The last two articles are concerned with contemporary television melodrama and the insertion of this “feminine” genre into a broad spectrum of programming. Sandy Flittermann-Lewis adopts a rather obtuse psychoanalytic- semiotic model to analysize how weddings are used in soap operas to contribute to the flow of narrative actions, concluding that they function as a return to the cinematic past. Lynne Joyrich examines the prevalence of the melodrama into diverse forms and textures of contemporary television, such as daytime soap operas, prime-time soaps, made-for-TV movies, crime dramatizations, and the growth of the therapeutic ethos. She maintains that “melodrama is thus an ideal form for postmodern culture and for television” (246), but I am not at all persuaded that such genres can, as she believes, “steel women for resistance” (247).
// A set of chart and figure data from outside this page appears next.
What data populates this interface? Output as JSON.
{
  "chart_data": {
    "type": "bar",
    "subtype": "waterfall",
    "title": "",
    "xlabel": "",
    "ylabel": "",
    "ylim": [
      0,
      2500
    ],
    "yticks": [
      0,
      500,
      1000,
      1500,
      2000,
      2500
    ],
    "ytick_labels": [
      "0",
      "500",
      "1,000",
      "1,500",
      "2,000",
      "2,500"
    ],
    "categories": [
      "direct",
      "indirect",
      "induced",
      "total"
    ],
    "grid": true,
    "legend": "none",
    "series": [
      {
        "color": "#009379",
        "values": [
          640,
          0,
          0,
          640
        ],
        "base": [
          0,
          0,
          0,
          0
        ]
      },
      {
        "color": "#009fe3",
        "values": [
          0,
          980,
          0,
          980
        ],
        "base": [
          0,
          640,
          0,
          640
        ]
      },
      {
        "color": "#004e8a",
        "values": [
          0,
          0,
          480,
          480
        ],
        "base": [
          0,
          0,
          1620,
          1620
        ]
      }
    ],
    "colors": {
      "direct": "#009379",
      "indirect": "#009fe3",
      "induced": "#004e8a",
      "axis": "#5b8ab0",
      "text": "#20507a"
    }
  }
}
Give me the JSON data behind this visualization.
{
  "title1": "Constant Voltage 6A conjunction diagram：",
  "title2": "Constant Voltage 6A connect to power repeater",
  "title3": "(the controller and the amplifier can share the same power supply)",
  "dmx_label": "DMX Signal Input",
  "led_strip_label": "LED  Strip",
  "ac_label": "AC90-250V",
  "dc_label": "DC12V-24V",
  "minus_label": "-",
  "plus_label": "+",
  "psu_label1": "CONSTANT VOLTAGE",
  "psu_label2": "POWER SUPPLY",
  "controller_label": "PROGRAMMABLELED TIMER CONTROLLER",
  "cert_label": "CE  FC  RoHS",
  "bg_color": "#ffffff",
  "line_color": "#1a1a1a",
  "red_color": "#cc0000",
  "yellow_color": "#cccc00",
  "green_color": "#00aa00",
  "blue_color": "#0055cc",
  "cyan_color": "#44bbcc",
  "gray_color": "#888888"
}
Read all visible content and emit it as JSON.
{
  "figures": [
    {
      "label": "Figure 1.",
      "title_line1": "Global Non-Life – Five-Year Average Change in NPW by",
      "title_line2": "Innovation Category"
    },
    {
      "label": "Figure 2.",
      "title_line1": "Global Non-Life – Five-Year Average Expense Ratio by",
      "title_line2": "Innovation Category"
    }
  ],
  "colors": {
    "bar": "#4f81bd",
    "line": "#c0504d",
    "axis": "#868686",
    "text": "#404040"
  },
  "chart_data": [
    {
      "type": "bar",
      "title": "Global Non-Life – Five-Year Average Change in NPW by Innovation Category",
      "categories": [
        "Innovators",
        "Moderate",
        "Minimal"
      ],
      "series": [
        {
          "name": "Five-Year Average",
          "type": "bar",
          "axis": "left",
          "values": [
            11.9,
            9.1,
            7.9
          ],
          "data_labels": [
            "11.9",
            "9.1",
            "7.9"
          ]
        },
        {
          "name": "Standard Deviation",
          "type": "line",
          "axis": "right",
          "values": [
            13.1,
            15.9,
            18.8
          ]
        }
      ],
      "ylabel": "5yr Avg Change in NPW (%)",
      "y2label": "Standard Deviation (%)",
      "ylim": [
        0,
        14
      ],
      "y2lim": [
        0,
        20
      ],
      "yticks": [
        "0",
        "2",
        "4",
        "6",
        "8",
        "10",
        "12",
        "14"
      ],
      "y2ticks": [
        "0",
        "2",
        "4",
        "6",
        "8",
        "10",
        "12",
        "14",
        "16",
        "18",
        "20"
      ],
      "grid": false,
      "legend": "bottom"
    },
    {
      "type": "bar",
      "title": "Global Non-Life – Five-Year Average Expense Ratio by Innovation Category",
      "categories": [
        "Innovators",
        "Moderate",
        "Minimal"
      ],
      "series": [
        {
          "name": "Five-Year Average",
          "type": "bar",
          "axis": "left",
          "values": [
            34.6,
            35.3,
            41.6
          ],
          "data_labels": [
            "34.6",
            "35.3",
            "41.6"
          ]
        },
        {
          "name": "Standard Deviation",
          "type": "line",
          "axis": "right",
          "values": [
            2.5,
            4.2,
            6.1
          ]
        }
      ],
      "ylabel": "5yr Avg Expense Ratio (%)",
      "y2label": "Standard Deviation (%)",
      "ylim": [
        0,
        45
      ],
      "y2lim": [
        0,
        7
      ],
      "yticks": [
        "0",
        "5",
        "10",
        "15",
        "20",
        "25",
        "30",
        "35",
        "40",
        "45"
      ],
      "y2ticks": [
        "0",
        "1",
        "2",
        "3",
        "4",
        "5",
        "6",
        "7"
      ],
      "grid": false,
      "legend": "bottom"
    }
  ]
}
Rather than reading melodramas against the grain and providing my own ironic commentaries, I would instead prefer to turn the set off.
On the practical side, the last chapter in Private Screenings is a “Source Guide to TV Family Comedy, Drama, and Serial Drama, 1946-1970” contained at the UCLA Film and Television Archive, the Wisconsin Center for Film and Theater Research, the Museum of Broadcasting, and the Museum of Broadcast Communications at River City. As well, William Lafferty has compiled a guide to alternative sources of television programming for research, including video dealers and the collectors market.
Works Cited
- Douglas, Susan J. “Notes Toward a History of Media Audiences.” Radical History Review 54 (1992): 127-38.
- Gamman, Lorraine. “Feminism and Youth Culture: from Jackie to Just Seventeen and Schoolgirl Fiction” [book review]. Feminist Review 41 (Summer 1992): 121.
- Ginzburg, Carlo. “Morelli, Freud and Sherlock Holmes: Clues and Scientific Method.” History Workshop 9 (1990): 24.